During the Guangzhou Auto Show, Venucia entered the new energy exhibition hall for the first time, landing the new energy product matrix with three technical paths of plug-in hybrid, pure electric and hydrogen energy, bringing three blockbuster models of Venucia big V DD-i plug-in hybrid, Venucia VX6 and Venucia big V hydrogen. At the product level, Venucia will launch no less than 6 new models in the next three years, covering a wide range of models such as SUVs, sedans, small cars, and MPVs.
Chen Hao once said that Venucia does not have too many negative equity, and the results under the new positioning can even be fed back to the two shareholders of Nissan and Dongfeng Motor, promoting the faster process of Nissan Global and Dongfeng in electrification.

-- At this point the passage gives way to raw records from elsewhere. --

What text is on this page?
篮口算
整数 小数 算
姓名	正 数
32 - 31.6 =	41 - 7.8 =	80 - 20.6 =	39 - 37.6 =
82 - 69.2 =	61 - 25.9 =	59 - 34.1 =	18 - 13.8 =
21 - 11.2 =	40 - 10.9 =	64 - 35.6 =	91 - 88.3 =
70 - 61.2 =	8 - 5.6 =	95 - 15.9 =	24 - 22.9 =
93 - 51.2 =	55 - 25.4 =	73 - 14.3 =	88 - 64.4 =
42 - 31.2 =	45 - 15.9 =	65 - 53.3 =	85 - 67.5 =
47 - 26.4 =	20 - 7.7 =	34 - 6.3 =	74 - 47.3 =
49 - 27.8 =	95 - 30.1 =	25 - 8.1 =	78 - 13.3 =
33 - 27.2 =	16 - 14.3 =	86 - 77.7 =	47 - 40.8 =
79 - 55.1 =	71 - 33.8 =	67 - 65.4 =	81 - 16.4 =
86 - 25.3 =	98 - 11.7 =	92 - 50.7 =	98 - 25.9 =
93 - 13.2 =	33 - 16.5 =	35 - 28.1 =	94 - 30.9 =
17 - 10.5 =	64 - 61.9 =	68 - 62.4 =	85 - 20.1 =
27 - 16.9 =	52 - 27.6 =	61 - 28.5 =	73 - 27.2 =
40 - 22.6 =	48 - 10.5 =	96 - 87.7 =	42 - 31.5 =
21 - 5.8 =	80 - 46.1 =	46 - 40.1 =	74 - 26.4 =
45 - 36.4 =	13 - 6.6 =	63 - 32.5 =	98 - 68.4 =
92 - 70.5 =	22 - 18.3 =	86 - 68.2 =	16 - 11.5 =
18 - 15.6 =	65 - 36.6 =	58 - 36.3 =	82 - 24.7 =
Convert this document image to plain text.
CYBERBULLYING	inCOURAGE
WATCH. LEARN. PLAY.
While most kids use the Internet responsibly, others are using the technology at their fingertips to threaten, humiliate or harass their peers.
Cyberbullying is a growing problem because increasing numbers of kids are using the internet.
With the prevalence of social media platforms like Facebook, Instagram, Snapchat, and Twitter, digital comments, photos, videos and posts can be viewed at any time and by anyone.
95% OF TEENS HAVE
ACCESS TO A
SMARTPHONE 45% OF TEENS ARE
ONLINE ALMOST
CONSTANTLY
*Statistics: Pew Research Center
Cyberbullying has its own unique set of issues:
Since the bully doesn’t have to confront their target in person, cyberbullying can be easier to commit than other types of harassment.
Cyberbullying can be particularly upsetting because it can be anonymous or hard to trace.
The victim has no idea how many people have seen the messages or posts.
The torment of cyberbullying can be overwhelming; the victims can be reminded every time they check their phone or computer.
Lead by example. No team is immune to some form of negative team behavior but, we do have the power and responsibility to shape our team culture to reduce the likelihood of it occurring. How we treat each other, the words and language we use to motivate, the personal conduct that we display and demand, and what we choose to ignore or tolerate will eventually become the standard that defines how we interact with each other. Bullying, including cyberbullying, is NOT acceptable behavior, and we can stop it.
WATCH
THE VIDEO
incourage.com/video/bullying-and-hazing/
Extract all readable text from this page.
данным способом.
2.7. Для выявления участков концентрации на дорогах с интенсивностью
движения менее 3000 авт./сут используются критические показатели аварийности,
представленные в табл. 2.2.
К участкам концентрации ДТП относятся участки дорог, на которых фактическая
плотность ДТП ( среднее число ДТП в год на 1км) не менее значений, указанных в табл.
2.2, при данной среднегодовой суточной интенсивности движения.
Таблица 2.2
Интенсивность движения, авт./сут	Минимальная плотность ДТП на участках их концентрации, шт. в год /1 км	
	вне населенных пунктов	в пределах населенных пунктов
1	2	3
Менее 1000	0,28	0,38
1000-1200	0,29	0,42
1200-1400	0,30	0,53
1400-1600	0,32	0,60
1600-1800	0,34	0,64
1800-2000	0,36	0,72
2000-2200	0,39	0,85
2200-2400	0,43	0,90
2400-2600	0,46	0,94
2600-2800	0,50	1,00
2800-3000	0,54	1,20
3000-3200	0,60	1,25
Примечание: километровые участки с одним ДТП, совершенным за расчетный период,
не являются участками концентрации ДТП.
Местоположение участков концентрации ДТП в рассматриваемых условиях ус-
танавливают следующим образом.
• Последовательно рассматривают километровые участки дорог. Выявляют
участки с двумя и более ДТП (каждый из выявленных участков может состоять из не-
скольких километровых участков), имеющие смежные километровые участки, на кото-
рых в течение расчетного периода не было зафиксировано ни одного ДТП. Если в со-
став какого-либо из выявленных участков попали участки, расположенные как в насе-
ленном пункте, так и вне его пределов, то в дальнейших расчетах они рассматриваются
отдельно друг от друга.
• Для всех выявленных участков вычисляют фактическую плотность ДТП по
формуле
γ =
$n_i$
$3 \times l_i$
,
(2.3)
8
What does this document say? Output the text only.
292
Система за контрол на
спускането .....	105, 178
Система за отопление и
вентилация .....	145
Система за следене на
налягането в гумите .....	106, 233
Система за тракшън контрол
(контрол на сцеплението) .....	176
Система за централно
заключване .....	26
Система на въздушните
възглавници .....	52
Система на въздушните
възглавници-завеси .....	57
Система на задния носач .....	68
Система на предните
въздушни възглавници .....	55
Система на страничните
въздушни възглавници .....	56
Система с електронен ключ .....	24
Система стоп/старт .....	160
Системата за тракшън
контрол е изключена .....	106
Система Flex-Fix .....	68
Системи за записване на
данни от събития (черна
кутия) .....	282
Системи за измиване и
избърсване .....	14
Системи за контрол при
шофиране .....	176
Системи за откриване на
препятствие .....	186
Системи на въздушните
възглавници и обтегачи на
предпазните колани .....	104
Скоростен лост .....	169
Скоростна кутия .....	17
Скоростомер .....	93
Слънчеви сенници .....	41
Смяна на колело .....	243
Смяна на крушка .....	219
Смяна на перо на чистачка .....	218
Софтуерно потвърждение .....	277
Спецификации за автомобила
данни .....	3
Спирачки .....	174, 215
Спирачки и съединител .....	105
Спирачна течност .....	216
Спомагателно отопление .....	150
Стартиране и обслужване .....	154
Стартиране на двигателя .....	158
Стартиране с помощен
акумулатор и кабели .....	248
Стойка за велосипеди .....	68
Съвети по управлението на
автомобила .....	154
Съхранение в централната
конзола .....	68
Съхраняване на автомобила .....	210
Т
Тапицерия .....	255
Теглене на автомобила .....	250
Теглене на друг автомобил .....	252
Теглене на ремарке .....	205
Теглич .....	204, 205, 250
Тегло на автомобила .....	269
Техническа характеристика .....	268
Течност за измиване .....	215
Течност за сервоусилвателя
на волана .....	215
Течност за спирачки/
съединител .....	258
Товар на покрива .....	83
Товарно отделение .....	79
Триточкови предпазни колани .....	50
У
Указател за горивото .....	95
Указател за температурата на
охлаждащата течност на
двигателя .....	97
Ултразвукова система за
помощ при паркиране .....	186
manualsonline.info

According to reports, in the next three years, Dongfeng will invest 50 billion yuan in the field of independent new energy, iteratively launch 18 independent passenger car new energy models, and launch 22 commercial vehicle basic models. In 2024, Dongfeng will achieve 100% electrification of the new models of the main brand of independent passenger cars, and by 2025, the annual sales of new energy vehicles will exceed 1 million, of which the three major product series of the "Dongfeng" brand will exceed 700,000 new energy vehicles.
The interim results show that Dongfeng Group continued to accelerate the strategic transformation of new energy, and continued to increase investment in high-end new energy brand building, platforms, commodities, key assemblies and core technology resources, with R&D investment of 3.462 billion yuan in the current period, an increase of 388 million yuan or 12.62% over 3.074 billion yuan in the same period. Among them, the investment in new energy research and development was 1.560 billion yuan, an increase of 515 million yuan, or 49.3%, compared with 1.045 billion yuan in the same period.
UBS issued a report saying that Dongfeng's Dongfeng Nissan and Dongfeng Honda, two major profit contributors, continue to face challenges, with declining market share and profits. Dongfeng is investing in its own brand of electric vehicles, but in the fierce market competition, these electric vehicles lack the visibility to generate profits.